Federal employees and contractors are asked to pay particular attention to the lifestyles, attitudes and behaviors – like financial troubles, odd working hours or unexplained travel – of co-workers as a way to predict whether they might do “harm to the United States.” Managers of special insider threat offices will have “regular, timely, and, if possible, electronic, access” to employees’ personnel, payroll, disciplinary and “personal contact” files, as well as records of their use of classified and unclassified computer networks, polygraph results, travel reports and financial disclosure forms.
The program not only covers agencies involved in national security or law enforcement, but other agencies such as the Peace Corps and the departments of Health and Human Services, and Education. Well, we don't want insiders leaking information about women in the Peace Corps being targeted for rape, or the failures of ObamaCare, or that Michelle Obama's lunch program is a failure.
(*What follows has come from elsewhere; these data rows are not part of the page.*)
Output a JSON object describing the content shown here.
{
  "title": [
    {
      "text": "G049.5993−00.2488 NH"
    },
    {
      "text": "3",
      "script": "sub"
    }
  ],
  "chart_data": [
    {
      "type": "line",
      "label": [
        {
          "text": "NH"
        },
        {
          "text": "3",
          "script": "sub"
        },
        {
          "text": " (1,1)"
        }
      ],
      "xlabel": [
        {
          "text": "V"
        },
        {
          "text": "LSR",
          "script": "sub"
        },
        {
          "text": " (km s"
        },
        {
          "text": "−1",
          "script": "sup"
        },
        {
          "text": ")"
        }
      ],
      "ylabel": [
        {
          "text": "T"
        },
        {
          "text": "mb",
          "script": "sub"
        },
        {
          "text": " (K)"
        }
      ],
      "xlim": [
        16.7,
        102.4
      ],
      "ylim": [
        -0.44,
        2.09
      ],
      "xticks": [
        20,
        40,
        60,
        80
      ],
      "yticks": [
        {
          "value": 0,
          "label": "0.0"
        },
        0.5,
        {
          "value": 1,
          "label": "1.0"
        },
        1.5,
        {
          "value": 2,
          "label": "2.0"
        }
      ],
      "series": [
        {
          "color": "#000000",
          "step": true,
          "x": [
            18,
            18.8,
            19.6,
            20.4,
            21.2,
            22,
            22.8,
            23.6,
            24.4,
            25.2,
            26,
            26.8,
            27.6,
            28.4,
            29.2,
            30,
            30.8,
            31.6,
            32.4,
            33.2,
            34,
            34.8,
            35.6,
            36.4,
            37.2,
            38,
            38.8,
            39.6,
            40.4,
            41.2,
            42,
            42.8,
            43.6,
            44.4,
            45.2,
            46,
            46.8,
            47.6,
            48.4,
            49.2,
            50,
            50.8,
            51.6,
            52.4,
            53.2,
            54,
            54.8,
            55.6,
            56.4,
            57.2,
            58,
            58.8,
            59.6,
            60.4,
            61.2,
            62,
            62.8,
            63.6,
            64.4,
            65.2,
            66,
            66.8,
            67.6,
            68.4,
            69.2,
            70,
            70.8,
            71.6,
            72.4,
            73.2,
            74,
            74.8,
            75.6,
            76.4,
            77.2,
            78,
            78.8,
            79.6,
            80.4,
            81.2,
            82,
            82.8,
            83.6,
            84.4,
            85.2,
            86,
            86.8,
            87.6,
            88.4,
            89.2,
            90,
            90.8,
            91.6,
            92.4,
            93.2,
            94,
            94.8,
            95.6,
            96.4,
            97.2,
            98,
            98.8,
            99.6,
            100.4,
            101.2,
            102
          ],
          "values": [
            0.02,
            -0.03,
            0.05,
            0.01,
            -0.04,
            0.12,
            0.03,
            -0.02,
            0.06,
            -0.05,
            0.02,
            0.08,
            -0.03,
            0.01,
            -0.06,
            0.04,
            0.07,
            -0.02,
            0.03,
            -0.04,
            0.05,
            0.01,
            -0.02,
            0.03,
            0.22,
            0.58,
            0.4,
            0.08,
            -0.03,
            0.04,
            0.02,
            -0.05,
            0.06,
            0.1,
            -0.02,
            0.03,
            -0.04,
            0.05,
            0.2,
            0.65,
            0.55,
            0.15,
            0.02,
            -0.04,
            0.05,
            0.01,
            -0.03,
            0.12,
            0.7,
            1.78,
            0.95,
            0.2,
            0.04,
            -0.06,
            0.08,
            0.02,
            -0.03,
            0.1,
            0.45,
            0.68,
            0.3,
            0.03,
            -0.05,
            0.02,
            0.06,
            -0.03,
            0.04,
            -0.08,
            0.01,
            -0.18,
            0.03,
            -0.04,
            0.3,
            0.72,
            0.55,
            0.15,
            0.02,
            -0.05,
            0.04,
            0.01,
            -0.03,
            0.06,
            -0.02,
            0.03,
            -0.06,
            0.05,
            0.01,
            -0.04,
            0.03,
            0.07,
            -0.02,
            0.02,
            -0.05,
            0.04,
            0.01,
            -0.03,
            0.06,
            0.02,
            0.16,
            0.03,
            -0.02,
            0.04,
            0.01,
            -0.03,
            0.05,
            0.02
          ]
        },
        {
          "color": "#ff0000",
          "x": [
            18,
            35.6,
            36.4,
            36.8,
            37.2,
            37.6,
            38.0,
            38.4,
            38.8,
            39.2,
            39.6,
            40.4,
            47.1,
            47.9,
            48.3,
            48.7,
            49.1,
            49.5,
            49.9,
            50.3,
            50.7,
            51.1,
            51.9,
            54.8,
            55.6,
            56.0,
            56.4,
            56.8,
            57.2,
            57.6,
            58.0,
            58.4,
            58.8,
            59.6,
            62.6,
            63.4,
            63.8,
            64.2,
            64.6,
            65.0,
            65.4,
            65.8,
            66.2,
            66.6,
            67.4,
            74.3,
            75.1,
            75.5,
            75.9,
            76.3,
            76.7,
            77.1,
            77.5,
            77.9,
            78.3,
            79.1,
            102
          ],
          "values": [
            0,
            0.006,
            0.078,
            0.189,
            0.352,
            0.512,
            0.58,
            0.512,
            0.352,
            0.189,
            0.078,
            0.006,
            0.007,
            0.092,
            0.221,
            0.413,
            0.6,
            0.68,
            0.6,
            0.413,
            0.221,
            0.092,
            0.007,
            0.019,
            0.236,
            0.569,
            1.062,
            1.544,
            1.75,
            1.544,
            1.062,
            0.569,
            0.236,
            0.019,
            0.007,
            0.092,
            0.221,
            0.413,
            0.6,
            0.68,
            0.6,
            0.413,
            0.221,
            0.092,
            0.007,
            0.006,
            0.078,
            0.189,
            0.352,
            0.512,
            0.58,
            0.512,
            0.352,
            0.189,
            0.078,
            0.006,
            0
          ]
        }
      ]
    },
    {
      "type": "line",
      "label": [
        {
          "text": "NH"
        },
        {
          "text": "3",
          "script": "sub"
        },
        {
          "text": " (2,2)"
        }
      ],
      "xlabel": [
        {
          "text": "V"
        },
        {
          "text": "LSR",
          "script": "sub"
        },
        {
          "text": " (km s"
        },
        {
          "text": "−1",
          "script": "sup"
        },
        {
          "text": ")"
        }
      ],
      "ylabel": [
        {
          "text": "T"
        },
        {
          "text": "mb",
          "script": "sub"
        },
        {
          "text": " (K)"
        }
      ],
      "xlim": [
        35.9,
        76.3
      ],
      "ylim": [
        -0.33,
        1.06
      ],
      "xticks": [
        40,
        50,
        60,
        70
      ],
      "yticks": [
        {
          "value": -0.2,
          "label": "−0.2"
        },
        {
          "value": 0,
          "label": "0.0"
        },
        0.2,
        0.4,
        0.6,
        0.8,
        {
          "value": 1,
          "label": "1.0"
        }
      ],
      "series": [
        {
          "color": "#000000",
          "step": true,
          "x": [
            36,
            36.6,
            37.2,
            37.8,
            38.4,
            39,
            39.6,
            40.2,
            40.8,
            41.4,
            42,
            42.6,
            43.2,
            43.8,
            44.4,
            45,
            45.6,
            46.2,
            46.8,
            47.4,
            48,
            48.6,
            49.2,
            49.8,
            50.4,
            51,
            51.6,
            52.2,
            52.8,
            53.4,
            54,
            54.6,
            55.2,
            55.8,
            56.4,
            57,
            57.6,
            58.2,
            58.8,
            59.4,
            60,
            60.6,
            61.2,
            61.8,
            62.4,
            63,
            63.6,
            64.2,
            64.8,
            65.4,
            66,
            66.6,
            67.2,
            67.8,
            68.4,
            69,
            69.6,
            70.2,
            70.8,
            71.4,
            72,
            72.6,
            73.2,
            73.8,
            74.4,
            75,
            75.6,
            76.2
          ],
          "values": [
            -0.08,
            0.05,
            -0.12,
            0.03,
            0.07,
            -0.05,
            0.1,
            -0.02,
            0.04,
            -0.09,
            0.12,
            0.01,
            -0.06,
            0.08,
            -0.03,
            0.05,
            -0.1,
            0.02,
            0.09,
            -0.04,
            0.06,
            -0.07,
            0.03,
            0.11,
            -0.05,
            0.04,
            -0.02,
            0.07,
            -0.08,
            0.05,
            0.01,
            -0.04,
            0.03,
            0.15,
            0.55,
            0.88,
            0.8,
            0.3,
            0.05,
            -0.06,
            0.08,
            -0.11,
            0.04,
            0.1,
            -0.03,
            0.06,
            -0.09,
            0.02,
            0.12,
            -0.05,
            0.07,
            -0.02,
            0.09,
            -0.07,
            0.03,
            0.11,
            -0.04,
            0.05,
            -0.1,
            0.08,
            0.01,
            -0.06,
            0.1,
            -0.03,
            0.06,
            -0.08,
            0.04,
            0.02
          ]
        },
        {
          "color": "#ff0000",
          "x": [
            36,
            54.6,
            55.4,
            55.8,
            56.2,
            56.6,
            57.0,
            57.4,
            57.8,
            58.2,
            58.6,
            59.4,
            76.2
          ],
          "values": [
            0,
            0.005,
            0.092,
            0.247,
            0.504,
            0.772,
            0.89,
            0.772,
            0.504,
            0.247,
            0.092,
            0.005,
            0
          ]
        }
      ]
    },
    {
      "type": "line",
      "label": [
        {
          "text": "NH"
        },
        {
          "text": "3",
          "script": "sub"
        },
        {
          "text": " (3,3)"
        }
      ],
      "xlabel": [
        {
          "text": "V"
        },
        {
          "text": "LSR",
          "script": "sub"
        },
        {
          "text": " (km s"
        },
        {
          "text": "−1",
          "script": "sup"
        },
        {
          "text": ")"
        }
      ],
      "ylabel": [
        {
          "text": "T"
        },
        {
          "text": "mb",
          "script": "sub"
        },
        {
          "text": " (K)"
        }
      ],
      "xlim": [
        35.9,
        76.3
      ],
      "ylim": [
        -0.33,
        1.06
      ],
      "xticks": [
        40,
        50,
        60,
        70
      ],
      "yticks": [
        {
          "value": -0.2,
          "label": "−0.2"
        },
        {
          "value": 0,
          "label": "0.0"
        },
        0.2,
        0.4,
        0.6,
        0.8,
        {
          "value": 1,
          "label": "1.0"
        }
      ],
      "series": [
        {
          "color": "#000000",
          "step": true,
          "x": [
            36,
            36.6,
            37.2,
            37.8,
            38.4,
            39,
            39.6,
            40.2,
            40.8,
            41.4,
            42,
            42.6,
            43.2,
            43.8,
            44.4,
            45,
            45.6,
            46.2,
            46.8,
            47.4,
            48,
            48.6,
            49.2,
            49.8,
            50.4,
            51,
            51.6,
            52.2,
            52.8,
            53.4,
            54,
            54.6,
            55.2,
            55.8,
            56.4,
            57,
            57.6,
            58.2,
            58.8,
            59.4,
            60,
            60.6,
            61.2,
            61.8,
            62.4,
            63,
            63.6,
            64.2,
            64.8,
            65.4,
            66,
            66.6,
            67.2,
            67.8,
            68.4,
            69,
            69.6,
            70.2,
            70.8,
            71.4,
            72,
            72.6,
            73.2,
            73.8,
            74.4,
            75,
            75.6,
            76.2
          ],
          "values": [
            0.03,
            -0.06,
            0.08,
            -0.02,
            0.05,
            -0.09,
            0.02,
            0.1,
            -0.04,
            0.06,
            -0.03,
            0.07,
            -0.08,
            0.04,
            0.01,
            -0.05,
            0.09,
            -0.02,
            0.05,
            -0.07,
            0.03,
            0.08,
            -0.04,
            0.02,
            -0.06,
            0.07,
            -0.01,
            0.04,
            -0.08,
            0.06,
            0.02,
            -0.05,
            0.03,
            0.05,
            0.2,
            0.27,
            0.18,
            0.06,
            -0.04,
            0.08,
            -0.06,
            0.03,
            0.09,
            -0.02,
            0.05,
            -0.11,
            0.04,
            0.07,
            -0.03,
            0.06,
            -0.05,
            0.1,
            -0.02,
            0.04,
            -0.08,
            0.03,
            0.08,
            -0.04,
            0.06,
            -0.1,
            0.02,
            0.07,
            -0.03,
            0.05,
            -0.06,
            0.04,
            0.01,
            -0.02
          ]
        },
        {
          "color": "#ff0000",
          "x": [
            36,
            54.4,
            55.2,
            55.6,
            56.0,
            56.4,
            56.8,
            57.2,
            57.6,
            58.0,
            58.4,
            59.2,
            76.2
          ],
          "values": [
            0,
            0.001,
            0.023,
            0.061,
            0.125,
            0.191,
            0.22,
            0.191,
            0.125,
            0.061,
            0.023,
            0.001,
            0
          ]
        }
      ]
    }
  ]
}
In other news, some push back against new HIPAA rules that would allow access to mental health records in order to incorporate such records into a background registry.

The database, called the National Instant Criminal Background Check System, or NICS, is used by gun dealers to check whether a potential buyer is prohibited from owning a gun.
States are encouraged to report to the database the names of people who are not allowed to buy guns because they have been involuntarily committed to a mental hospital, or have been found to have serious mental illnesses by courts.
Many states do not participate. So the administration is looking at changing a health privacy rule - part of the Health Insurance Portability and Accountability Act (HIPAA) - to remove one potential barrier.
They need to change the HIPAA rules, which could potentially allow access to your medical records, because it is too hard to search court records for where a court has involuntarily committed someone or found someone mentally incompetent. (Sarcasm).

Reuters reports that the NSA was spying on Latin American countries. Again, the issue isn't that the spying was taking place (that is, after all, the purpose of an intelligence agency) but the method they used to obtain the data, which was with the cooperation and assistance of private telecom companies. Even if the telecom companies didn't violate the laws of these other nations in providing the information, it has damaged the reputations and trust in these companies. Just imagine--if the NSA hadn't been illegally spying on Americans, none of this would have come to light.

Lest anyone think that I am bashing only Democrats on this, I'm not. I was opposed to the so-called Patriot Act. I have long been opposed to loss of civil rights due to the "drug war." I even voted against Bush in his second election because of his support of the Patriot Act. These laws and practices are pernicious to a free society, whether proposed and implemented by a Republican (Bush) or expanded and abused by a Democrat (Obama).